When we arrived very late in Izshevsk, our translator and eventually dear friend, Elena, explained all of the details of what the weeks ahead would entail. Steve and I felt we were in a whirlwind! Not only had we endured months of meetings, home visits, and loads and loads of paperwork, but also here we were jumping through hoops in order to get closer and closer to seeing our dear 11-month-old son whom we had only at that point viewed on a videotape.
That night, after arriving at our host family's apartment, we fell into a deep sleep.
The next morning, after a very hearty Russian breakfast, we were picked up by our translator and driver, Sasha, and drove an hour away to Votinsk, where the orphanage was located. It was an interesting journey! The roads in Russia are much different, as is the driving! Cars, motorcycles, and large trucks are scattered all over the roads. There are no distinct dividing lines on the roads! I uttered many prayers as the car rolled along at quite a speed. As we relaxed, we noticed how beautiful the countryside really was and wanted to record it in our memories for our new son forever.
Finally, we pulled up to the orphanage, and after cleaning our shoes on several mats, went into the director's office.

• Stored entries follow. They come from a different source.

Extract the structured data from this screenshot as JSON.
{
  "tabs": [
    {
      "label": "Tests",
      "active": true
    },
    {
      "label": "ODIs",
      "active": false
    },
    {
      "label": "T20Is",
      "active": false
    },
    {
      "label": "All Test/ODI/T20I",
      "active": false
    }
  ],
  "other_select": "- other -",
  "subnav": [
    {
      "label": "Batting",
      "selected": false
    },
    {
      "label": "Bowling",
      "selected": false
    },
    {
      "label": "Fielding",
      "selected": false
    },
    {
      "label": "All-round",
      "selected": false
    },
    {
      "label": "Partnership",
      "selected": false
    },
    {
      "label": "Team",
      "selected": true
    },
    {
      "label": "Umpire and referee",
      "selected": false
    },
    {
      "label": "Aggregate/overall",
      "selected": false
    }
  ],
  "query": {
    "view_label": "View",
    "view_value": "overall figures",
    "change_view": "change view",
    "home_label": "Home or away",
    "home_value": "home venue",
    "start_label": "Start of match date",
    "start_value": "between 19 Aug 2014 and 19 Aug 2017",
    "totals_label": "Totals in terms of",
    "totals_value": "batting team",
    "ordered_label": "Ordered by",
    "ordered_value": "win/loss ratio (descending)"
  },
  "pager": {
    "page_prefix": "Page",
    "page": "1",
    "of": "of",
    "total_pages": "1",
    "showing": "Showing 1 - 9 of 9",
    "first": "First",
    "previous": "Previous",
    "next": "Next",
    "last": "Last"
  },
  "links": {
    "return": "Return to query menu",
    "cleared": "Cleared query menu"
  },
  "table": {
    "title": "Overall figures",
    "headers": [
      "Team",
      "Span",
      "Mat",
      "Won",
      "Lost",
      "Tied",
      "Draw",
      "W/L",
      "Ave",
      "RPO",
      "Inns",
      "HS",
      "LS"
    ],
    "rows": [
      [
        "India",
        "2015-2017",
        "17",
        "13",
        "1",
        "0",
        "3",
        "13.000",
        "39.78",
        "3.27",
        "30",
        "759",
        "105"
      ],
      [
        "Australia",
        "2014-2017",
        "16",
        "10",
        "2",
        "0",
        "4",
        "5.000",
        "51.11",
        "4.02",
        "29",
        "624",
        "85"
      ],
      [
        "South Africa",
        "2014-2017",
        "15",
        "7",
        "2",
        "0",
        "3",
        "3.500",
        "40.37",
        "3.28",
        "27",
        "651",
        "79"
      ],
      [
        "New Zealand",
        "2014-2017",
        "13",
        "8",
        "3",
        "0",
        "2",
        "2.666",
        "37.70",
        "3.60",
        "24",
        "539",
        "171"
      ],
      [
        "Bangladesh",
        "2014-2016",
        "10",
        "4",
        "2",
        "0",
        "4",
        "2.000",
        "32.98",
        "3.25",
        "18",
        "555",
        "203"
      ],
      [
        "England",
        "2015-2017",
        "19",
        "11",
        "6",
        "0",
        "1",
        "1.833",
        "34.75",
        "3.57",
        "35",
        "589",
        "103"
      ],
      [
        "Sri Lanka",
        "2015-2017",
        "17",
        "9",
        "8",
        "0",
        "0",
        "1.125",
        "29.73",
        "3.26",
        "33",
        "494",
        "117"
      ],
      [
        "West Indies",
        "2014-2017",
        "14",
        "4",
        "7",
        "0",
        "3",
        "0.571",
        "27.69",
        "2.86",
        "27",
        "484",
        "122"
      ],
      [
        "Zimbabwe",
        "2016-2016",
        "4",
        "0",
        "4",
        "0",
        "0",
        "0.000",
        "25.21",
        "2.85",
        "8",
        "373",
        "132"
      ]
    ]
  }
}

There was our tiny son, Dima, in the arms of a caretaker, Dreama. Although he was eleven months old, his little body was more like a 6-8 month old. Months of emotion spilled over upon seeing his dear face. At that moment, I thought what an awesome God we have to put two ordinary people in a far away land only to embrace a beautiful gift from God.
I immediately went over and picked him from Dreama's arms. He stared very intently at me and began to cry a little. What beautiful brown eyes! Steve and I were taken to the music room for privacy and time alone with Dima. This is where we were to spend many hours over the next three weeks with our new son. Watching Dima adjust to his new daddy was heart-warming. In the orphanage, we were told, the children rarely see any men.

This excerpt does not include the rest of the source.